The purpose of this thesis is to study link cobordisms. The main tool we use to do so is given by Juhász’s cobordism maps, although we sometimes make use of a recent construction by Zemke. Given a decorated link cobordism, that is, a link cobordism with additional structure, there is a map induced at the level of link Floer homology (HFL, also denoted HFK for knots).

When X is a decorated concordance from K_0 to K_1, we prove that the cobordism map F preserves the natural bigrading of HFK, and that there is a morphism of spectral sequences from HFK(K_i) to HF(S^3) which agrees with F on the first page, and with the identity of HF(S^3) on the infinity page. We use this result to obstruct the existence of invertible concordances between given knots, and to define a non-vanishing element of HFK(K) associated to a slice disc for the knot K.

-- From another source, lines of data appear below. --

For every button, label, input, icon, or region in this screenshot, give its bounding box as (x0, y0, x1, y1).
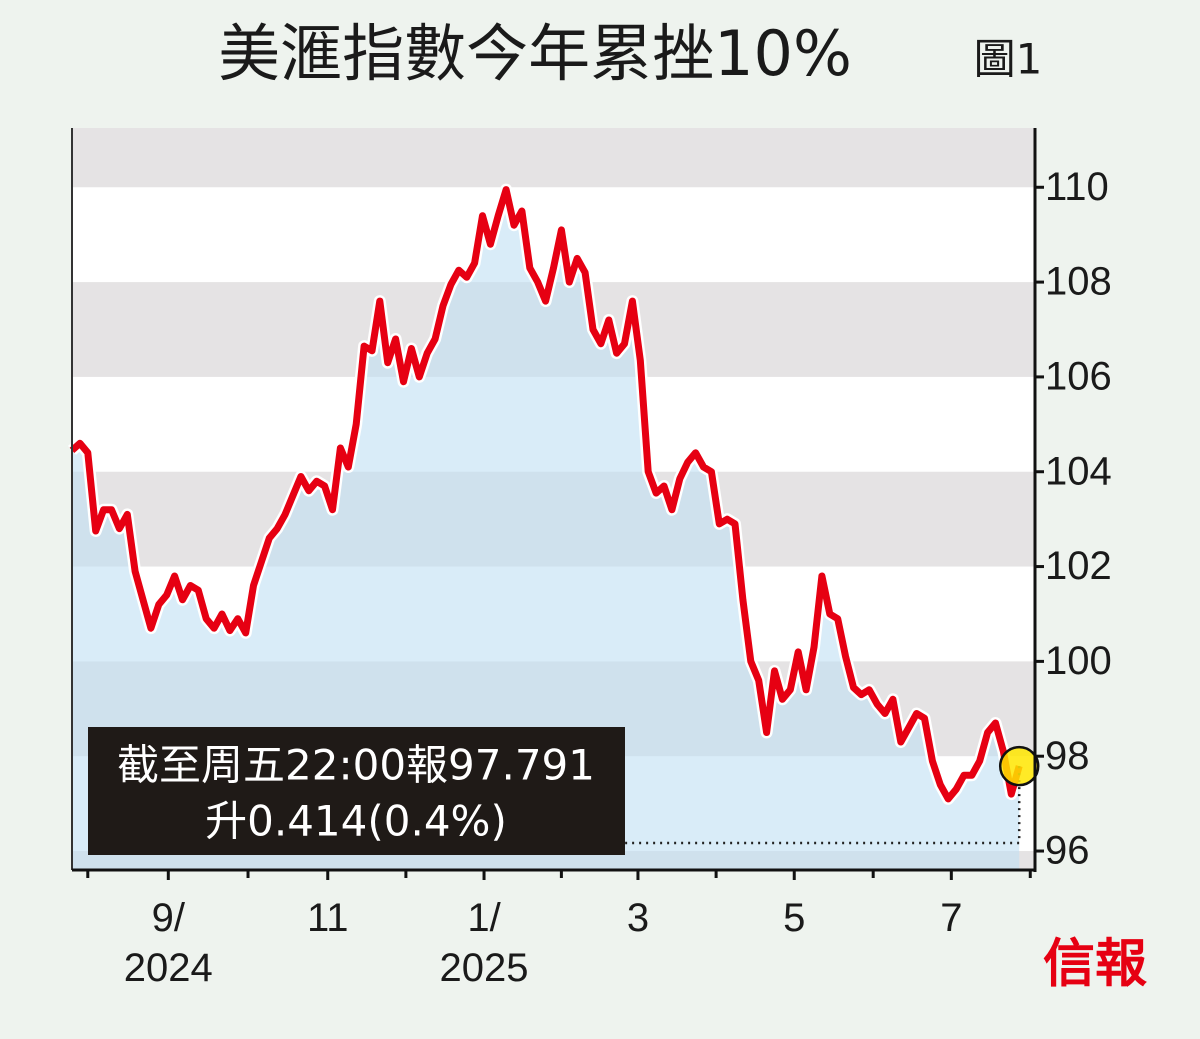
x-tick-label-line: 2024 (124, 946, 213, 990)
x-tick-label: 5 (783, 896, 805, 940)
x-tick-label-line: 7 (940, 896, 962, 940)
x-tick-label-line: 9/ (152, 896, 186, 940)
x-tick-label-line: 1/ (467, 896, 501, 940)
grid-band (72, 128, 1035, 188)
annotation-text: 升0.414(0.4%) (205, 797, 507, 846)
y-tick-label: 110 (1045, 165, 1109, 209)
source-logo: 信報 (1043, 934, 1147, 995)
x-tick-label: 7 (940, 896, 962, 940)
x-tick-label: 1/2025 (440, 896, 529, 990)
y-tick-label: 96 (1045, 829, 1090, 873)
y-tick-label: 104 (1045, 449, 1112, 493)
figure-label: 圖1 (974, 35, 1043, 84)
chart-title: 美滙指數今年累挫10% (218, 17, 852, 90)
y-tick-label: 106 (1045, 354, 1112, 398)
x-tick-label-line: 3 (627, 896, 649, 940)
y-tick-label: 102 (1045, 544, 1112, 588)
annotation-text: 截至周五22:00報97.791 (117, 741, 595, 790)
x-tick-label: 9/2024 (124, 896, 213, 990)
x-tick-label: 11 (307, 896, 349, 940)
line (69, 186, 1023, 803)
x-tick-label-line: 5 (783, 896, 805, 940)
x-tick-label: 3 (627, 896, 649, 940)
y-tick-label: 98 (1045, 734, 1090, 778)
annotation-box (88, 727, 625, 855)
x-tick-label-line: 2025 (440, 946, 529, 990)
last-point (998, 745, 1040, 787)
y-tick-label: 100 (1045, 639, 1112, 683)
y-tick-label: 108 (1045, 260, 1112, 304)
x-tick-label-line: 11 (307, 896, 349, 940)
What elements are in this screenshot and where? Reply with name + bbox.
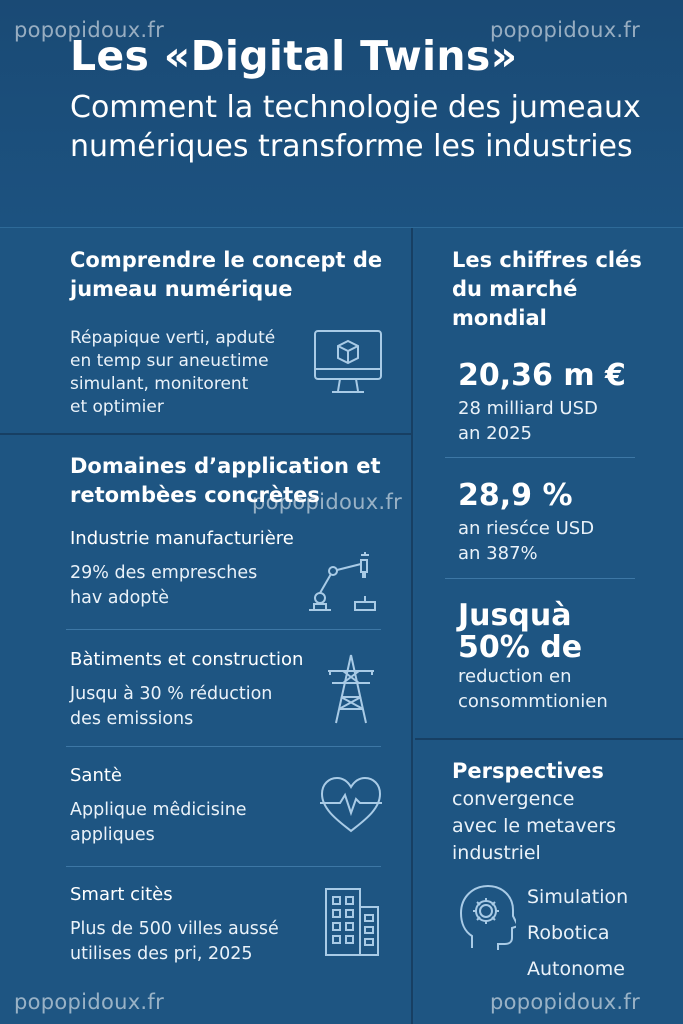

We then give a full description of the maps induced by elementary decorated link cobordisms, which generate all decorated link cobordisms. In particular, we relate the map associated to a saddle cobordism to a skein exact triangle which generalises Ozsváth and Szabó’s oriented skein exact triangle in HFL to decorated links.

Lastly, we use this description to prove that the TQFT defined by HFL on a category of unlinks and cobordisms between them agrees with Khovanov’s reduced TQFT.